Once the process finishes with the xtrabackup: completed OK! we need to prepare the data for the snapshot to be consistent. We achieve this by executing the following command:
$ xtrabackup --user={USERNAME} --password={PASSWORD} --prepare --target-dir={PATH_TO_BACKUP}
The process will apply transaction logs to the data files which are now ready to be consumed by the MySQL server.
Data preparation step ( — prepare) does not need to be executed on a master host you can run it on a slave as well.
Step #2 — Moving data to the slave
Now that we have our backup files let’s copy them to the slave.
$ rsync -avp --progress /path/to/backup {SLAVE_HOST}:/tmp/backup
Once the data is copied to the slave we need to move it to a proper data directory. Before doing so it is advised to backup the current data directory.
$ mv /var/lib/mysql /var/lib/mysql-bak
Now, let us move the copied back up to the MySQL data directory. You can do this by manually moving the files or if you have Percona XtraBackup installed on the server you may execute the following command:
$ xtrabackup --move-back --target-dir={PATH_TO_BACKUP}
If you are moving data to a different directory than the system default, make sure you set MySQL as a directory owner.

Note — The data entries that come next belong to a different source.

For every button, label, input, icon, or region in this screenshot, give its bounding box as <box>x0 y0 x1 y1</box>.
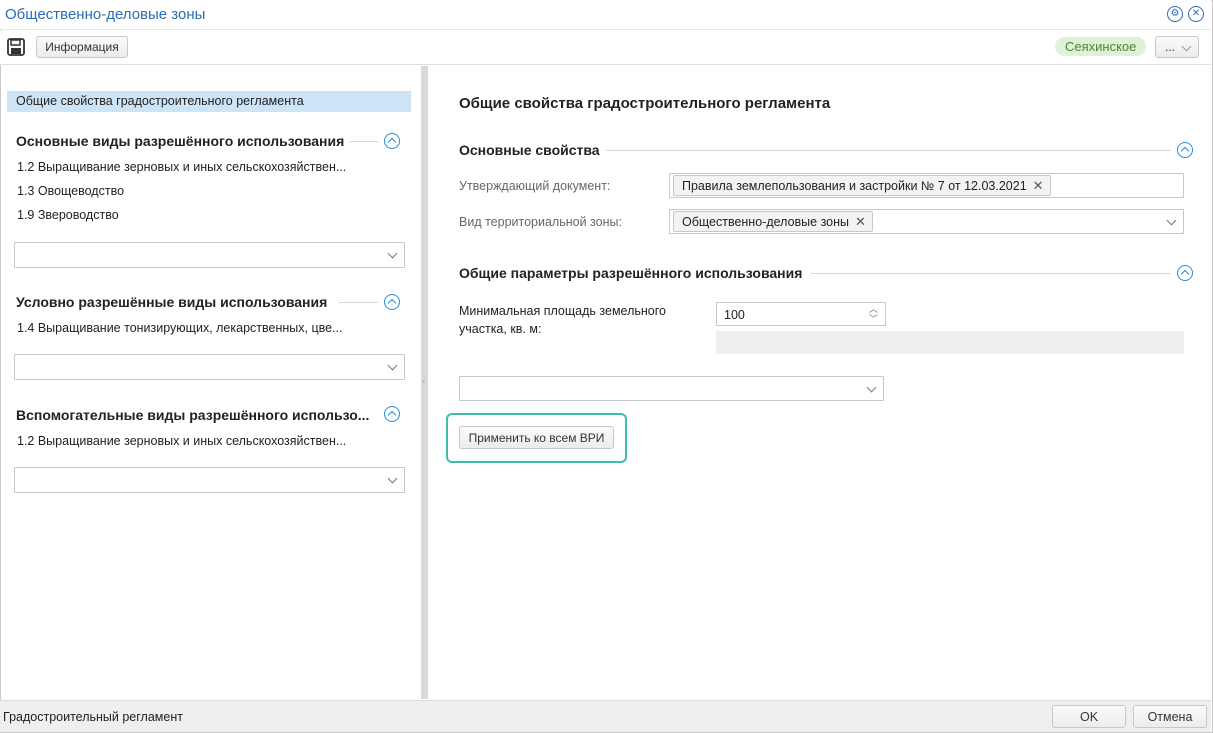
apply-to-all-button[interactable]: Применить ко всем ВРИ <box>459 426 614 449</box>
collapse-params-icon[interactable] <box>1177 265 1193 281</box>
settings-icon[interactable]: ⚙ <box>1167 6 1183 22</box>
chevron-down-icon <box>387 360 398 371</box>
add-main-use-select[interactable] <box>14 242 405 268</box>
chevron-down-icon <box>1166 215 1177 226</box>
collapse-basic-icon[interactable] <box>1177 142 1193 158</box>
collapse-auxiliary-uses-icon[interactable] <box>384 406 400 422</box>
ok-button[interactable]: OK <box>1052 705 1126 728</box>
list-item[interactable]: 1.4 Выращивание тонизирующих, лекарствен… <box>17 321 342 335</box>
section-divider <box>811 273 1171 274</box>
save-icon[interactable] <box>6 37 26 57</box>
chevron-left-icon[interactable]: ‹ <box>422 376 425 387</box>
list-item[interactable]: 1.3 Овощеводство <box>17 184 124 198</box>
section-basic-title: Основные свойства <box>459 142 600 158</box>
readonly-field <box>716 331 1184 354</box>
remove-tag-icon[interactable]: ✕ <box>855 214 866 229</box>
zone-tag: Общественно-деловые зоны ✕ <box>673 211 873 232</box>
min-area-stepper[interactable]: 100 ︿ ﹀ <box>716 302 886 326</box>
list-item[interactable]: 1.2 Выращивание зерновых и иных сельскох… <box>17 434 346 448</box>
region-badge: Сеяхинское <box>1055 37 1147 56</box>
list-item[interactable]: 1.2 Выращивание зерновых и иных сельскох… <box>17 160 346 174</box>
chevron-down-icon <box>387 473 398 484</box>
min-area-value: 100 <box>724 308 745 322</box>
list-item[interactable]: 1.9 Звероводство <box>17 208 119 222</box>
min-area-label-line1: Минимальная площадь земельного <box>459 304 666 318</box>
status-text: Градостроительный регламент <box>3 710 183 724</box>
section-params-title: Общие параметры разрешённого использован… <box>459 265 803 281</box>
doc-label: Утверждающий документ: <box>459 179 611 193</box>
info-button[interactable]: Информация <box>36 36 128 58</box>
chevron-down-icon <box>866 382 877 393</box>
chevron-down-icon <box>1181 41 1192 52</box>
section-divider <box>350 141 378 142</box>
stepper-down-icon[interactable]: ﹀ <box>869 314 878 324</box>
section-main-uses-title: Основные виды разрешённого использования <box>16 133 345 149</box>
document-tag: Правила землепользования и застройки № 7… <box>673 175 1051 196</box>
zone-label: Вид территориальной зоны: <box>459 215 622 229</box>
zone-tag-label: Общественно-деловые зоны <box>682 215 850 229</box>
section-divider <box>339 302 378 303</box>
window-title: Общественно-деловые зоны <box>5 6 206 23</box>
document-tag-label: Правила землепользования и застройки № 7… <box>682 179 1027 193</box>
remove-tag-icon[interactable]: ✕ <box>1033 178 1044 193</box>
title-bar: Общественно-деловые зоны ⚙ ✕ <box>0 0 1211 30</box>
section-conditional-uses-title: Условно разрешённые виды использования <box>16 294 328 310</box>
collapse-conditional-uses-icon[interactable] <box>384 294 400 310</box>
close-icon[interactable]: ✕ <box>1188 6 1204 22</box>
add-conditional-use-select[interactable] <box>14 354 405 380</box>
pane-splitter[interactable]: ‹ <box>421 66 428 699</box>
stepper-up-icon[interactable]: ︿ <box>869 304 878 314</box>
more-label: ... <box>1165 40 1176 54</box>
collapse-main-uses-icon[interactable] <box>384 133 400 149</box>
cancel-button[interactable]: Отмена <box>1133 705 1207 728</box>
toolbar <box>0 31 1211 65</box>
section-auxiliary-uses-title: Вспомогательные виды разрешённого исполь… <box>16 407 370 423</box>
use-type-select[interactable] <box>459 376 884 401</box>
page-title: Общие свойства градостроительного реглам… <box>459 95 831 112</box>
chevron-down-icon <box>387 248 398 259</box>
tree-item-general[interactable]: Общие свойства градостроительного реглам… <box>7 91 411 112</box>
add-auxiliary-use-select[interactable] <box>14 467 405 493</box>
min-area-label-line2: участка, кв. м: <box>459 322 542 336</box>
section-divider <box>606 150 1171 151</box>
more-button[interactable]: ... <box>1155 36 1199 58</box>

$ chown mysql:mysql /path/to/new/dir
Step #3 — Getting binary log file name and master position
To retrieve a binary log file name and position open the file xtrabackup_binlog_info
which is present in the backup directory.
$ cat /var/lib/mysql/xtrabackup_binlog_info// Output
master-bin.000001 481
In this post, I will not cover the additional setup of replication as I primarily wanted to focus on the solution to the problem. If you wish to learn the basic setup of replication you can follow the guide at DigitalOcean.
I would like to finish this post with quote “Data is the new gold.” as such we could argue that the core of the modern business is not the product but rather the data it can gather, and keeping it safe should be everyone’s top priority.